Ce la segnala una giornalista calabrese, Monia Sangermano, il cui post è diventato virale:

“Questa è la mia nipotina di 7 anni oggi sono andata a prenderla a scuola e mi ha spiegato che questo zainetto che utilizza non lo ha comprato. La scuola lo ha fornito, uguale, a tutti i bambini. Tutti con lo stesso zainetto, senza differenze tra chi ha ‘le principesse originali e chi invece le ‘principesse dei cinesi’; senza differenze tra chi ha lo zainetto più bello e chi quello meno bello”.

Quello di Novara non è un caso isolato: diverse scuole in Italia stanno conducendo sperimentazioni simili.
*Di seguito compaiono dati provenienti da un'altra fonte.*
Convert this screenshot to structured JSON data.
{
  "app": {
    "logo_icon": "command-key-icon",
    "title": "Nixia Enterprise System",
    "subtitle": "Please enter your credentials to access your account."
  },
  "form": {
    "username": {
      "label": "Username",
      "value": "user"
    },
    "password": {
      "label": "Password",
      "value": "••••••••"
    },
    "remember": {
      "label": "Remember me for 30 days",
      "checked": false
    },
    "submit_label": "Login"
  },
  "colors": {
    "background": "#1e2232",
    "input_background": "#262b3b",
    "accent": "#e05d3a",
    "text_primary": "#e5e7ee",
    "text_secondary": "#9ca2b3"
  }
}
Si tratta di scelte relativamente semplici da adottare, ma estremamente importanti sul piano didattico e sociale: in un paese che vede forti disuguaglianze, lasciarle fuori dai cancelli delle scuole è un dovere di docenti e dirigenti. La scuola deve essere un luogo che unisce, un ambiente in cui crescere insieme, al riparo dalle mode e dalle possibilità economiche.